The Officer Critical Skills Retention Bonus
SWJ blog post - The Officer Critical Skills Retention Bonus
Quote:
I received the following memo by Colonel J. B. Burton (USA), Commanding Officer of
Dagger Brigade Combat Team in Iraq, via "
Warlord Loop" e-mail. An abbreviated version appeared in the Washington Post - see
Tom Rick’s Inbox dated 8 July 2007. COL Burton has been kind enough to permit the SWJ to post it in full. Where a military acronym is used I have inserted an explanation...
Read the memo at the first link above...
Link to previous thread...
Army Offers Officers Incentives - original e-mail now w/ permission to post from COL Burton...
1 Attachment(s)
Better adopt some of those recommendations or...
the only requirements will be opposable thumbs:D
Free tuition for military families?
We talk about a holistic look and targeted rewards. We also have identified the growing influence of spouses and children on retention of those leaders with skills marketable on the outside.

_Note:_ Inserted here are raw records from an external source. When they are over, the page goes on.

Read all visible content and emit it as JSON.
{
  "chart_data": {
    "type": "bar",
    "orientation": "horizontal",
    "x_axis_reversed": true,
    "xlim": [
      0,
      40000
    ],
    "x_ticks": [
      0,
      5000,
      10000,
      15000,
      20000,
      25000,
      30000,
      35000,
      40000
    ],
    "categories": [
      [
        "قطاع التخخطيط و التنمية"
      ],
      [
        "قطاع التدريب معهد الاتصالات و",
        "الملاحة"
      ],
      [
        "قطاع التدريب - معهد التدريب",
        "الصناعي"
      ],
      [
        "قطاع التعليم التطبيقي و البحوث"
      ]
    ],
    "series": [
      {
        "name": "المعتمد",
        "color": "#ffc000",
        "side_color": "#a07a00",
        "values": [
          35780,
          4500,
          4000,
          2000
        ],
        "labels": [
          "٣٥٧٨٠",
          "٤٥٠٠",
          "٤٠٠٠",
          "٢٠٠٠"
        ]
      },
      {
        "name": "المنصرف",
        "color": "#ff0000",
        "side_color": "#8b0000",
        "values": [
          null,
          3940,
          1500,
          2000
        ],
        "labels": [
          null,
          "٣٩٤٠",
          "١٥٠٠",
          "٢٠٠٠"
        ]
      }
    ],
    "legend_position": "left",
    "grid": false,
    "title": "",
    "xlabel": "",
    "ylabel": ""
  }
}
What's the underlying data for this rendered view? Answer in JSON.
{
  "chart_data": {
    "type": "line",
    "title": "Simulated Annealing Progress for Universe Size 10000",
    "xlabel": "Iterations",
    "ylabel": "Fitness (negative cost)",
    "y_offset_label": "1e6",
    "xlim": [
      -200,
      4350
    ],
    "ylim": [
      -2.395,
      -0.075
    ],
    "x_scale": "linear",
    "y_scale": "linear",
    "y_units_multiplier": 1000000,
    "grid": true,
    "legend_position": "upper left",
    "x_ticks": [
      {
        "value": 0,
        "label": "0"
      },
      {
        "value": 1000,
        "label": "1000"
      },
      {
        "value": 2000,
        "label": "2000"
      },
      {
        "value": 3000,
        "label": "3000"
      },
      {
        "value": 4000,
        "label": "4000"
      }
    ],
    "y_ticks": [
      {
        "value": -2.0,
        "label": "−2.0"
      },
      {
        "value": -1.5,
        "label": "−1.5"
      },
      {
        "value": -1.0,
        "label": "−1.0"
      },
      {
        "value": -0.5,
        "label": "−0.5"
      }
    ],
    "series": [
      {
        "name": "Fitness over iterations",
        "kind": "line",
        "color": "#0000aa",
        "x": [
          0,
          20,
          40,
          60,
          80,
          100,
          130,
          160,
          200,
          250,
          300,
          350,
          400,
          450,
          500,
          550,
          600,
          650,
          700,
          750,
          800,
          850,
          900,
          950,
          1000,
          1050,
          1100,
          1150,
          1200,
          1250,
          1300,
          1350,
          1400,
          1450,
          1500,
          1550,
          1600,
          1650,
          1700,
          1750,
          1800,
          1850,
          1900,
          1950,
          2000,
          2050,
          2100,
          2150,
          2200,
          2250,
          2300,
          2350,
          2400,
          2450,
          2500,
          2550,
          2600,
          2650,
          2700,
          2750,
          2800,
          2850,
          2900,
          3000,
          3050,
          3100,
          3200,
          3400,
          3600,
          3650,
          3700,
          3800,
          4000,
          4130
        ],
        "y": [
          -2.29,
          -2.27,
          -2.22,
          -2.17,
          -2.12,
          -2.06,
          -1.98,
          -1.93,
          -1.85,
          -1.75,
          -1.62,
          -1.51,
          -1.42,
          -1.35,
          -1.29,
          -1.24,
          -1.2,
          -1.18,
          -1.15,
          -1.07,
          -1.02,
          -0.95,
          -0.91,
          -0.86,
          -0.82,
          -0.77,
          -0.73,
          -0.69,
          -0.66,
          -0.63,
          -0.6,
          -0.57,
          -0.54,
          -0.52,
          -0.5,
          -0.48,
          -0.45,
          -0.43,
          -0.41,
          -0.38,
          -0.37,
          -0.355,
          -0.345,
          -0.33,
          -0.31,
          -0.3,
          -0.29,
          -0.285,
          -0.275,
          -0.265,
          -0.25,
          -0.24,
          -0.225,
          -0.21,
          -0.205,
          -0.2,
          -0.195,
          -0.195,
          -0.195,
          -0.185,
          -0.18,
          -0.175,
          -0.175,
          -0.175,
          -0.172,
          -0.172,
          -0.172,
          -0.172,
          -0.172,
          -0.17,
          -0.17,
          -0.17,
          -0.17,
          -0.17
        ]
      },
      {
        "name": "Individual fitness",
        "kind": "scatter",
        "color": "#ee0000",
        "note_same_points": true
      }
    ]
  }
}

Instead of just mandating the time owed for every year of grad school, how about giving credit up front(I'm not talking about the GI Bill)? How about extending that to families?
The first is like COL Burton describes - For every two years you servepast the initial 4, you get a year off to attend grad school at a state school.

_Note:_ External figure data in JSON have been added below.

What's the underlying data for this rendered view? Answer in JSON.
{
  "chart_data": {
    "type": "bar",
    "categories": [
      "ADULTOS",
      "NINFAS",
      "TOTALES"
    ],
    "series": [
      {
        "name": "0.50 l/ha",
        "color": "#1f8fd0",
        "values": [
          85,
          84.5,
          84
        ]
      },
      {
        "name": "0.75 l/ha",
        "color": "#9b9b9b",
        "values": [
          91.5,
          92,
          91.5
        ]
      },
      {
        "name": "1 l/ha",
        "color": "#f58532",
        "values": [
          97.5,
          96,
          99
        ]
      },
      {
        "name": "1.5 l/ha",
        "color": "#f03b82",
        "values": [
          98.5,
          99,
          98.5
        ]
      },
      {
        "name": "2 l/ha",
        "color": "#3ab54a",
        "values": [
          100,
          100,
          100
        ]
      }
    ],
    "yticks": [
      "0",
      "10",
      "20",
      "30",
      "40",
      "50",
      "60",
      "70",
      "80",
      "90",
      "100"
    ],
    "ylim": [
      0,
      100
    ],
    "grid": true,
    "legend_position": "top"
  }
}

The second applies to your family. For every 4 years past the initial 4, one of your kids gets their tuition paid for at a state school.
My point- make it attractive for the family in a long term way. You make it an incentive for more then just retention, it also becomes an incentive for attracting talent you might otherwise miss out on. It goes back to the public by introducing educated young Americans with a family background of service.
Nearly free tuition for military families
The term around these parts is remission.
If you are the spouse or child of a faculty member you get 2/3rds off your tuition state run institution undergraduate (only) program. There can be caveats like (must get a (insert level of achievement) grade or higher).
As long as a person is employed full time by the united states military their spouses/children should get at least remission of fees in addition to normal scholarships/awards.
I know there is always a money issue, but regardless of incentives to keep people in the military it is the RIGHT thing to do. Unfortunately the money issue is looked at first and not the RIGHT thing to do. With the federal government pulling funding from higher education, states pulling funding from higher education, grants and awards dwindling, and some state schools considering privatizing this is an idea that won't likely make it out of the barn.